The distribution of tensile damage factors of the cross section of the immersed tunnel joint under incident angle (30°, 30°) is shown in Figure 12. This is an approximate representation of the distribution and progression of cross section cracks.

As shown in Figure 12, the end of the side wall produces cracks first and is followed by the midspan of the floor, which is connected to horizontal shear key cracks; the midspan of the roof then cracks followed by the midspan of the roof in the middle pipe gallery and four corner points of the tunnel roof.
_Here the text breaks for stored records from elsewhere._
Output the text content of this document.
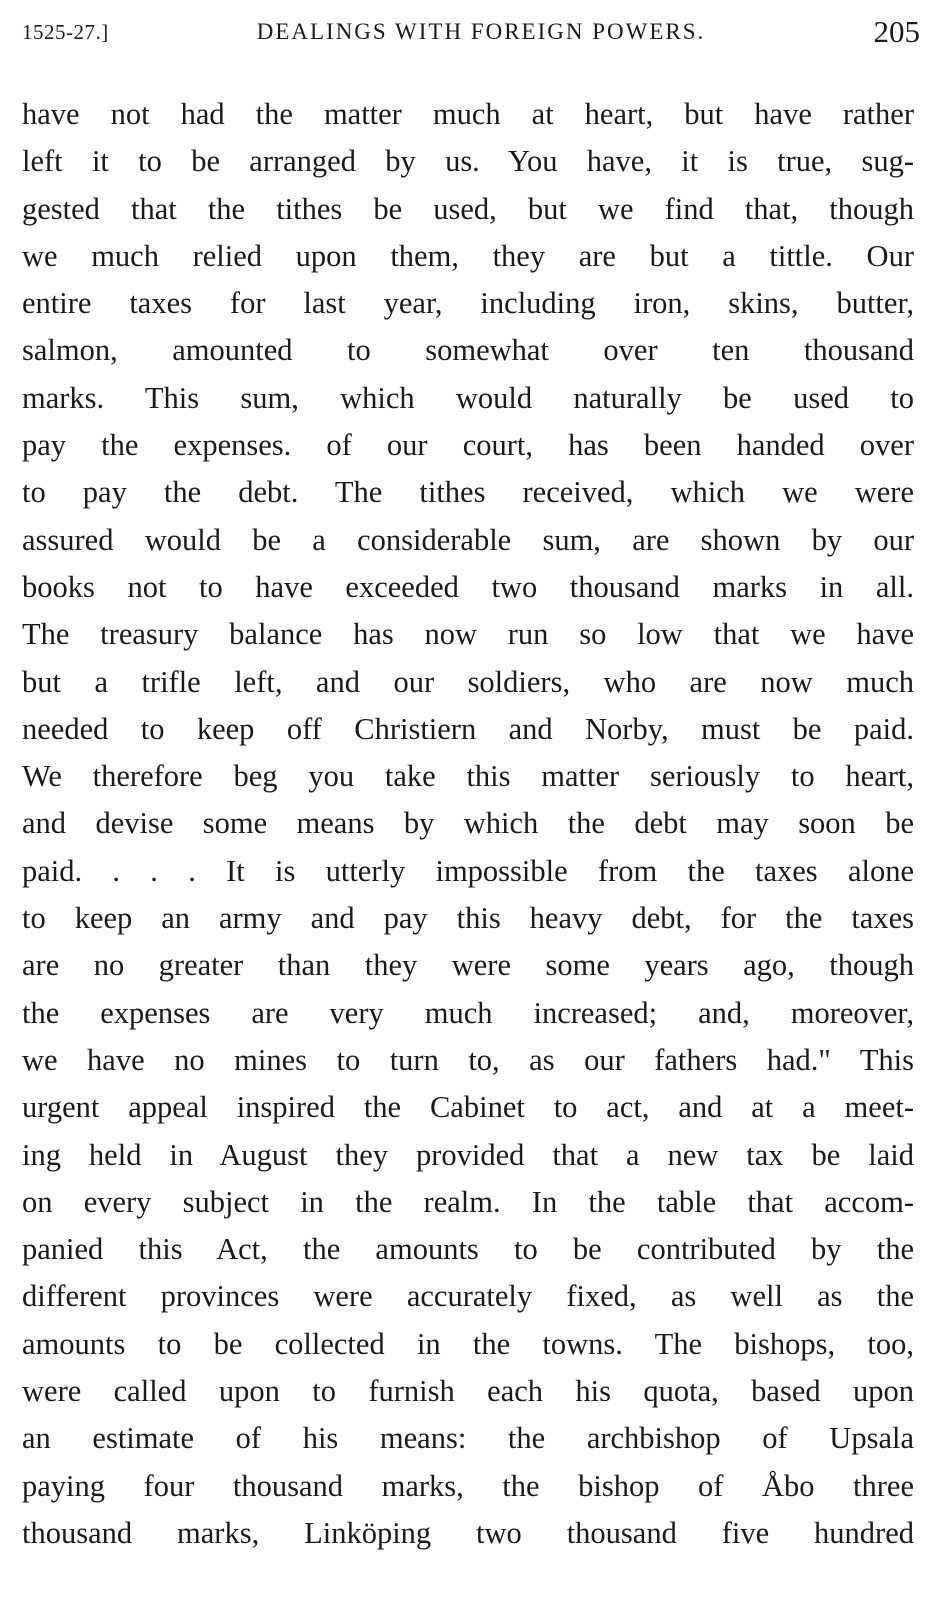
1525-27.]	DEALINGS WITH FOREIGN POWERS.	205
have not had the matter much at heart, but have rather
left it to be arranged by us. You have, it is true, sug-
gested that the tithes be used, but we find that, though
we much relied upon them, they are but a tittle. Our
entire taxes for last year, including iron, skins, butter,
salmon, amounted to somewhat over ten thousand
marks. This sum, which would naturally be used to
pay the expenses. of our court, has been handed over
to pay the debt. The tithes received, which we were
assured would be a considerable sum, are shown by our
books not to have exceeded two thousand marks in all.
The treasury balance has now run so low that we have
but a trifle left, and our soldiers, who are now much
needed to keep off Christiern and Norby, must be paid.
We therefore beg you take this matter seriously to heart,
and devise some means by which the debt may soon be
paid. . . . It is utterly impossible from the taxes alone
to keep an army and pay this heavy debt, for the taxes
are no greater than they were some years ago, though
the expenses are very much increased; and, moreover,
we have no mines to turn to, as our fathers had." This
urgent appeal inspired the Cabinet to act, and at a meet-
ing held in August they provided that a new tax be laid
on every subject in the realm. In the table that accom-
panied this Act, the amounts to be contributed by the
different provinces were accurately fixed, as well as the
amounts to be collected in the towns. The bishops, too,
were called upon to furnish each his quota, based upon
an estimate of his means: the archbishop of Upsala
paying four thousand marks, the bishop of Åbo three
thousand marks, Linköping two thousand five hundred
Key parts that should be strengthened in an actual engineering scenario include the tunnel corner, the midspan of the roof, and the floor—that is to say, the connections between the horizontal shear key and floor.

5. Conclusion

The 3D seismic response of an underwater immersed tunnel under obliquely incident seismic waves was investigated in this study based on simulations of the viscous-spring artificial boundary and seismic load. The influence of seismic SV wave incident angle on the 3D immersed tunnel joint and overall deformation of the tunnel is discussed by modelling the Tianjin Haihe River tunnel structure. Our main conclusions can be summarized as follows.(1)The oblique incidence of seismic SV waves, unlike the vertical incidence, has a marked effect on the seismic response of the immersed tunnel.(2)Among nine seismic wave combinations, the stress of the shear key is the largest under 30°, 30°; this is the worst-case angle to the site discussed in this paper. The tensile stress of the horizontal shear key is mainly concentrated where the shear key is connected to the main body of the immersed tube. The stress in the lower part of the vertical shear key is larger than that in the upper part, which makes it an important design point.(3)The horizontal and vertical dislocation of the roof and the floor of the immersed tunnel joints increase as the seismic wave incidence angle increases; they are maximal at an incident angle of 30°, 30°. The maximum relative dislocation of tunnel joints observed in this study was about 10 mm, while the average residual compression of GINA water stops is 15 mm–25 mm. In other words, the dislocation is within a safe range. The vertical dislocation of the end section is greater than that of the intermediate node and the dislocation directions are opposite, which suggests that the deformation of the immersed tunnel is torsional.(4)The overall horizontal and vertical displacement of the immersed tunnel increases as the seismic wave incidence angle increases. The displacement difference between the two ends of the same tunnel segment also increases, which can cause axial tensile deformation of the tunnel joints.(5)Under the oblique incidence of SV waves, cracks appear in the ends of the side walls (the corners of the tunnel), the midspan of the roof and the floor, and the part of the horizontal shear key connected to the floor. In an actual engineering scenario, construction measures and anticracking treatment should be targeted to these key areas.

Data Availability

The data used to support the findings of this study are available from the corresponding author upon request.

Conflicts of Interest

The authors declare that there are no conflicts of interest regarding the publication of this paper.

Acknowledgments

The research described in this paper was financially supported by the National Natural Science Foundation of China under grant numbers 51678389 and 51678390.